ALGB Seminar: Arkadiusz Mecel (University of Warsaw)
Title: Grobner basis and the automaton property of Hecke-Kiselman algebras.
In the work with an algebra A defined by generators and defining relations, we intuitively tend to work in the language of words, i.e. the elements of a free algebra. It is possible to do with the notions of normal words and the decomposition of a free algebra into an ideal and its normal complement. One method to obtain this decomposition utilizes the famous diamond lemma of Bergman and leads to the so-called minimal Grobner basis of A. If this Grobner basis is finite, the properties of a finitely generated algebra A become very natural. The notion, however, requires both the choice of generators and an ordering on monomials. It is highly nontrivial to determine if the algebra has finite Grobner basis, if the natural ordering fails to produce one. Another class of algebras is therefore considered to overcome this difficulty - the automaton algebras, whose language of normal words is regular. This allows the Grobner basis to be infinite but the properties of the algebras stay ,,nice".

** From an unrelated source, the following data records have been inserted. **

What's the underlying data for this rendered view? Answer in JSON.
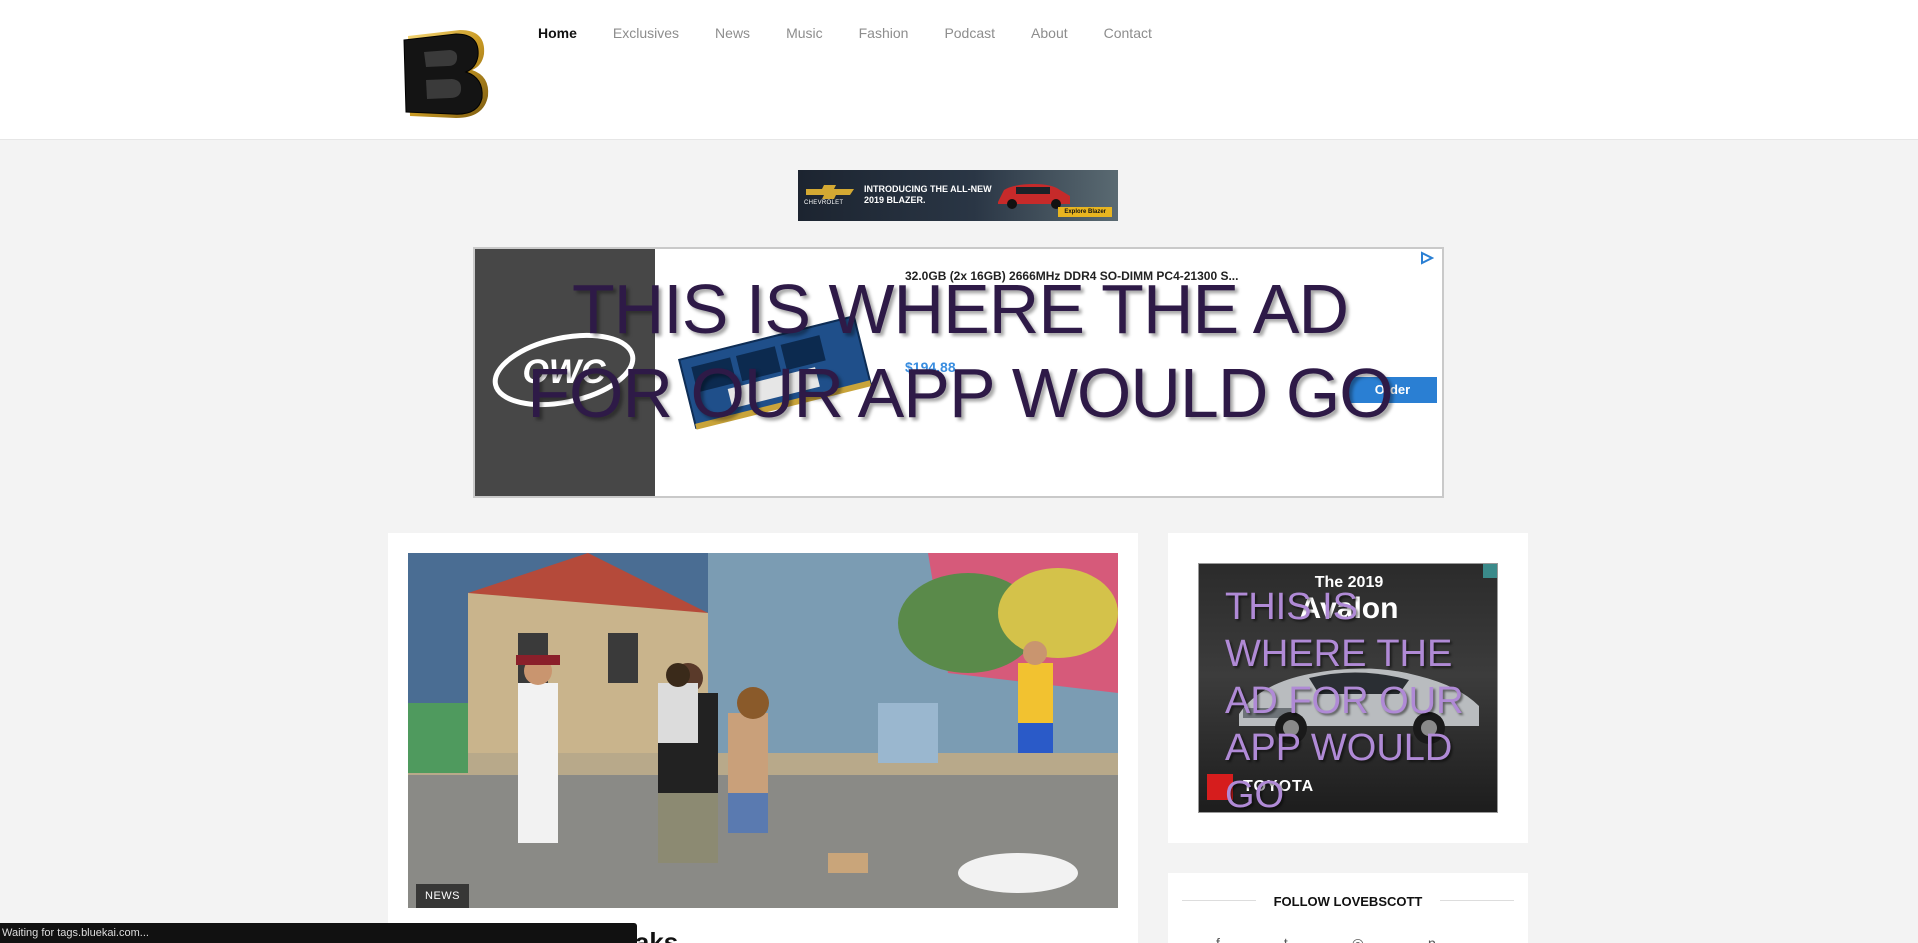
{
  "header": {
    "logo_alt": "B",
    "nav": [
      {
        "label": "Home",
        "active": true
      },
      {
        "label": "Exclusives",
        "active": false
      },
      {
        "label": "News",
        "active": false
      },
      {
        "label": "Music",
        "active": false
      },
      {
        "label": "Fashion",
        "active": false
      },
      {
        "label": "Podcast",
        "active": false
      },
      {
        "label": "About",
        "active": false
      },
      {
        "label": "Contact",
        "active": false
      }
    ]
  },
  "banner_ad": {
    "brand": "CHEVROLET",
    "headline": "INTRODUCING THE ALL-NEW 2019 BLAZER.",
    "cta": "Explore Blazer"
  },
  "large_ad": {
    "product_title": "32.0GB (2x 16GB) 2666MHz DDR4 SO-DIMM PC4-21300 S...",
    "price": "$194.88",
    "order_label": "Order",
    "brand": "OWC",
    "overlay_text": "THIS IS WHERE THE AD FOR OUR APP WOULD GO"
  },
  "article": {
    "category": "NEWS",
    "title_partial": "t Family Brawl Breaks"
  },
  "sidebar_ad": {
    "year": "The 2019",
    "model": "Avalon",
    "brand": "TOYOTA",
    "overlay_text": "THIS IS WHERE THE AD FOR OUR APP WOULD GO"
  },
  "follow": {
    "title": "FOLLOW LOVEBSCOTT",
    "icons": [
      "facebook-icon",
      "twitter-icon",
      "instagram-icon",
      "pinterest-icon"
    ]
  },
  "status_bar": {
    "text": "Waiting for tags.bluekai.com..."
  },
  "colors": {
    "page_bg": "#f3f3f3",
    "overlay_dark": "#2e1a47",
    "overlay_light": "#b08ad6",
    "order_button": "#2a7fd3"
  }
}
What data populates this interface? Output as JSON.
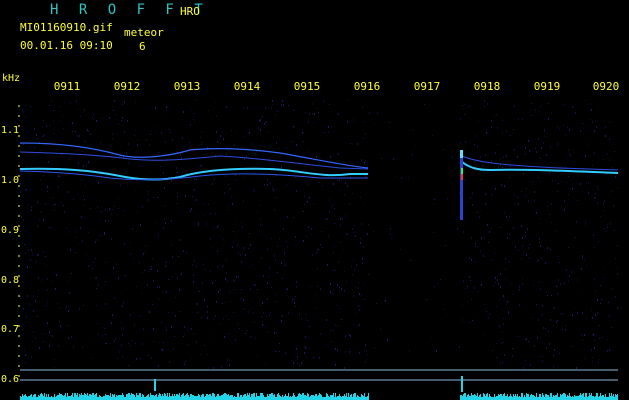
{
  "header": {
    "title": "H R O F F T",
    "mode": "HRO",
    "filename": "MI01160910.gif",
    "datetime": "00.01.16 09:10",
    "detection_label": "meteor",
    "detection_count": "6"
  },
  "axes": {
    "unit": "kHz",
    "time_labels": [
      "0911",
      "0912",
      "0913",
      "0914",
      "0915",
      "0916",
      "0917",
      "0918",
      "0919",
      "0920"
    ],
    "freq_labels": [
      "1.1",
      "1.0",
      "0.9",
      "0.8",
      "0.7",
      "0.6"
    ]
  },
  "colors": {
    "text": "#ffff33",
    "title": "#2ec4c4",
    "signal": "#33ccff",
    "echo": "#4466ff",
    "noise_bar": "#22d4e8",
    "background": "#000000"
  },
  "icons": [
    "meteor-echo-spike"
  ]
}
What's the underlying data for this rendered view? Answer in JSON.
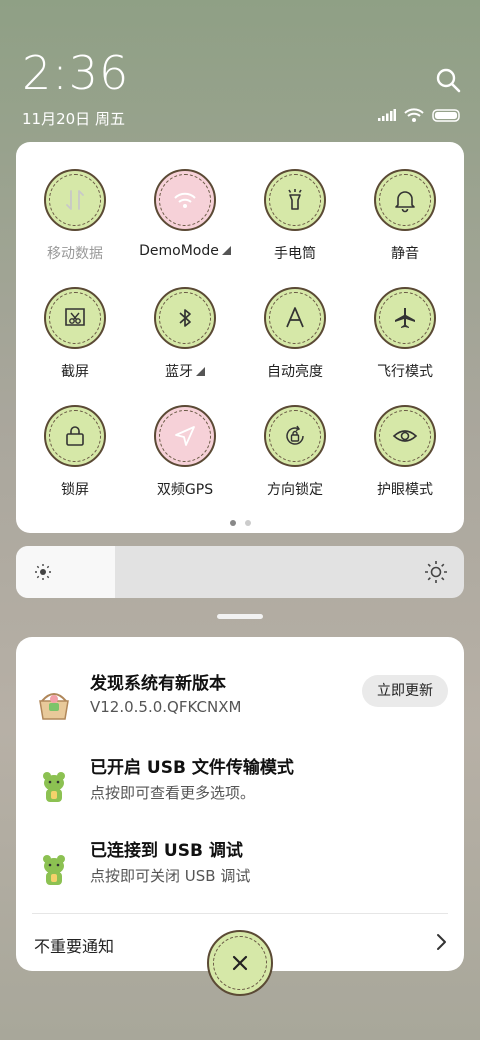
{
  "status": {
    "time": "2:36",
    "date": "11月20日 周五"
  },
  "quick_settings": {
    "tiles": [
      {
        "label": "移动数据",
        "icon": "mobile-data-icon",
        "state": "disabled"
      },
      {
        "label": "DemoMode",
        "icon": "wifi-icon",
        "state": "pink",
        "has_more": true
      },
      {
        "label": "手电筒",
        "icon": "flashlight-icon"
      },
      {
        "label": "静音",
        "icon": "bell-icon"
      },
      {
        "label": "截屏",
        "icon": "screenshot-icon"
      },
      {
        "label": "蓝牙",
        "icon": "bluetooth-icon",
        "has_more": true
      },
      {
        "label": "自动亮度",
        "icon": "auto-brightness-icon"
      },
      {
        "label": "飞行模式",
        "icon": "airplane-icon"
      },
      {
        "label": "锁屏",
        "icon": "lock-icon"
      },
      {
        "label": "双频GPS",
        "icon": "gps-icon",
        "state": "pink"
      },
      {
        "label": "方向锁定",
        "icon": "rotation-lock-icon"
      },
      {
        "label": "护眼模式",
        "icon": "eye-icon"
      }
    ],
    "page_count": 2,
    "active_page": 1
  },
  "brightness": {
    "level": 0.22
  },
  "notifications": [
    {
      "title": "发现系统有新版本",
      "body": "V12.0.5.0.QFKCNXM",
      "action": "立即更新",
      "icon": "update-basket-icon"
    },
    {
      "title": "已开启 USB 文件传输模式",
      "body": "点按即可查看更多选项。",
      "icon": "android-bear-icon"
    },
    {
      "title": "已连接到 USB 调试",
      "body": "点按即可关闭 USB 调试",
      "icon": "android-bear-icon"
    }
  ],
  "minor_notifications_label": "不重要通知",
  "colors": {
    "tile_green": "#d6e8a8",
    "tile_pink": "#f6d1d8",
    "tile_border": "#5b4a35"
  }
}
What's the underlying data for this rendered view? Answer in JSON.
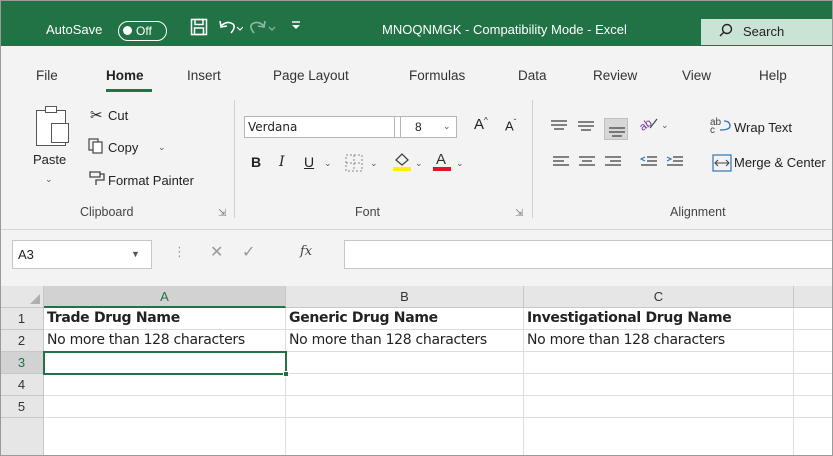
{
  "titlebar": {
    "autosave_label": "AutoSave",
    "toggle_label": "Off",
    "document_title": "MNOQNMGK  -  Compatibility Mode  -  Excel",
    "search_label": "Search"
  },
  "tabs": [
    "File",
    "Home",
    "Insert",
    "Page Layout",
    "Formulas",
    "Data",
    "Review",
    "View",
    "Help"
  ],
  "ribbon": {
    "clipboard": {
      "paste_label": "Paste",
      "cut_label": "Cut",
      "copy_label": "Copy",
      "format_painter_label": "Format Painter",
      "group_label": "Clipboard"
    },
    "font": {
      "font_name": "Verdana",
      "font_size": "8",
      "bold": "B",
      "italic": "I",
      "underline": "U",
      "grow": "A",
      "shrink": "A",
      "group_label": "Font"
    },
    "alignment": {
      "wrap_text_label": "Wrap Text",
      "merge_label": "Merge & Center",
      "group_label": "Alignment"
    }
  },
  "formula_bar": {
    "name_box": "A3",
    "fx_label": "fx",
    "formula": ""
  },
  "grid": {
    "columns": [
      "A",
      "B",
      "C"
    ],
    "rows": [
      "1",
      "2",
      "3",
      "4",
      "5"
    ],
    "cells": {
      "A1": "Trade Drug Name",
      "B1": "Generic Drug Name",
      "C1": "Investigational Drug Name",
      "A2": "No more than 128 characters",
      "B2": "No more than 128 characters",
      "C2": "No more than 128 characters"
    }
  },
  "colors": {
    "excel_green": "#217346",
    "ribbon_bg": "#f3f3f3"
  }
}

In the work with J. Okninski and M. Wiertel (both from University of Warsaw) we consider Hecke-Kiselman algebras introduced as a generalization of 0-Hecke algebras of Coxeter groups. The combinatorics of these algebras is fairly simple to work with, yet it can be shown that these algebras provide a class with infinite Grobner basis which is automaton. Not many ,,small" examples of this kind were known. I will talk about recent results obtained in this area.